We have the 111, but not the 11 we need to have; when we have that, we’ll be able to replace $$(111\times 11)$$ with m.

Almost there

So I tried it and I replaced the 111×110 with m. Is this correct? Can I write the answer and decimal?

(A little detail I notice here is that Conrad has done something I often recommend to students who struggle a little with fractions: writing whole numbers at the same height as the numerators, as a reminder that, for example, $$111$$ can be thought of as $$\frac{111}{1}$$, so that it only multiplies the numerator of the fraction next to it. But the result here, with the multiplication represented by a cross, almost looks like $$\frac{1}{1000}x^2$$ instead of $$\frac{1}{1000}\times 2$$! Conrad will soon have to stop using that multiplication symbol, once “x” becomes common in his algebra. But the problem still uses it.)

Most of this, though, is good.

Rick:

So I tried it and I replaced the 111×110 with m. Is this correct?

No, that’s not correct, because the problem stated that m = 111 × 11, not 111 × 110.

But just as you wrote 0.0111 as a power of ten times 111, you can write 110 as a power of ten times 11. Keep going, you’re almost there but not done yet.

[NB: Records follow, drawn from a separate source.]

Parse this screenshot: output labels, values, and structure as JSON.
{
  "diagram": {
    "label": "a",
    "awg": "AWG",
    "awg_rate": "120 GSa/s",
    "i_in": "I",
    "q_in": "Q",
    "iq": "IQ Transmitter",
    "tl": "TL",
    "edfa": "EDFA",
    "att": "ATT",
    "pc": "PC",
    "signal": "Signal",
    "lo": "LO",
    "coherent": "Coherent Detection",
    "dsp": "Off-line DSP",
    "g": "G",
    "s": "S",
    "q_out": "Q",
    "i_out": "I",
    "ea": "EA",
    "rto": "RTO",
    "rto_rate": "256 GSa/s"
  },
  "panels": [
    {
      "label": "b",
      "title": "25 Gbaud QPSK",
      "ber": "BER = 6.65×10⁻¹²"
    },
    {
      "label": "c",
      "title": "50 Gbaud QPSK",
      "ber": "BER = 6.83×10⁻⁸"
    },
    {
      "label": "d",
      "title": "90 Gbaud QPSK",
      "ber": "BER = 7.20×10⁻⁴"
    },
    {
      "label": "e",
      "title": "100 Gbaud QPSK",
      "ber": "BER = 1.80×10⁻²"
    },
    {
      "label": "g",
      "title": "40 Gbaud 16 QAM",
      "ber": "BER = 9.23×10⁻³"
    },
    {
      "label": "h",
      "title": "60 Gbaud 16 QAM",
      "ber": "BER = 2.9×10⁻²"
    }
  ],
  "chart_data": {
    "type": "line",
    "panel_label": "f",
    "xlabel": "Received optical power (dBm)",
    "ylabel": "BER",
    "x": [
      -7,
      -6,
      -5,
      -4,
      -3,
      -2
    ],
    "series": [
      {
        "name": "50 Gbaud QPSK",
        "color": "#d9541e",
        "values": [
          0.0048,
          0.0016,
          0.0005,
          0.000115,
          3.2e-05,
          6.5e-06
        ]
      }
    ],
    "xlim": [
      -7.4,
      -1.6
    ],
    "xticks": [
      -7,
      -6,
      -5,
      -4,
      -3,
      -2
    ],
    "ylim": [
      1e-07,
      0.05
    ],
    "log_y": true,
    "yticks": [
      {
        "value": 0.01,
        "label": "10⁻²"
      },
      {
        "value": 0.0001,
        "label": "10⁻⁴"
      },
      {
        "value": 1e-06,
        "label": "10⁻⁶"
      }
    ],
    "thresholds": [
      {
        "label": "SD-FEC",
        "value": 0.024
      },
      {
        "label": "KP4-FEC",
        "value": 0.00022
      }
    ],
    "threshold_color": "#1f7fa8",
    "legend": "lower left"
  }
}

Can I write the answer and decimal?

I’m not sure what you mean here. You will be able to write the answer as a single decimal number times m, if that’s what you mean.

Finishing it off

Part (a) asks us to “find $$0.0111\times 220$$ in terms of m, given that $$111\times 11 = m$$”. Conrad found that $$0.0111 = 111\times \frac{1}{10000}$$. We can also go one step further than he did, and say that $$220=2\times 11\times 10$$. (I’m not combining 2 and 10 for a reason.)
Now we can put it together: $$0.0111\times 220 = \left(111\times \frac{1}{10000}\right)\times\left(2\times 11\times 10\right) =\\ \left(111\times 11\right)\times 2\times\left(\frac{1}{10000}\times 10\right) =\\ m\times 2\times\left(\frac{10}{10000}\right) = \frac{2m}{1000} = \frac{m}{500}$$
Part (b) asks for $$\frac{m}{5.55}$$, not in terms of m (as it already is), but just as a number. So we will be using the fact that $$111\times 11 = m$$ immediately. We can also see that $$5.55 = 555\times \frac{1}{100} = 111\times 5\times \frac{1}{100}$$ Therefore, $$\frac{m}{5.55} = \frac{111\times 11}{5\times 111\times \frac{1}{100}}$$ Now, what can we do with this? We can cancel 111 from the numerator and the denominator; that gives us $$\frac{11}{5\times \frac{1}{100}}$$ Now we can multiply the numerator and denominator by 100 to eliminate the fraction in the denominator: $$\frac{11\times 100}{5}$$ Finally (I think this is the trick Doctor Rick had in mind) we can multiply the numerator and denominator by 2 to turn that 5 into a 10: $$\frac{2\times 11\times 100}{2\times 5} = \frac{22\times 100}{10} = 22/times 10 = 220$$
And in fact, since we really knew all along that $$m=1221$$, we can calculate $$\frac{m}{5.55} = \frac{1221}{5.55} = 220$$ with a calculator. But what we did required less actual calculation (though it took more thinking).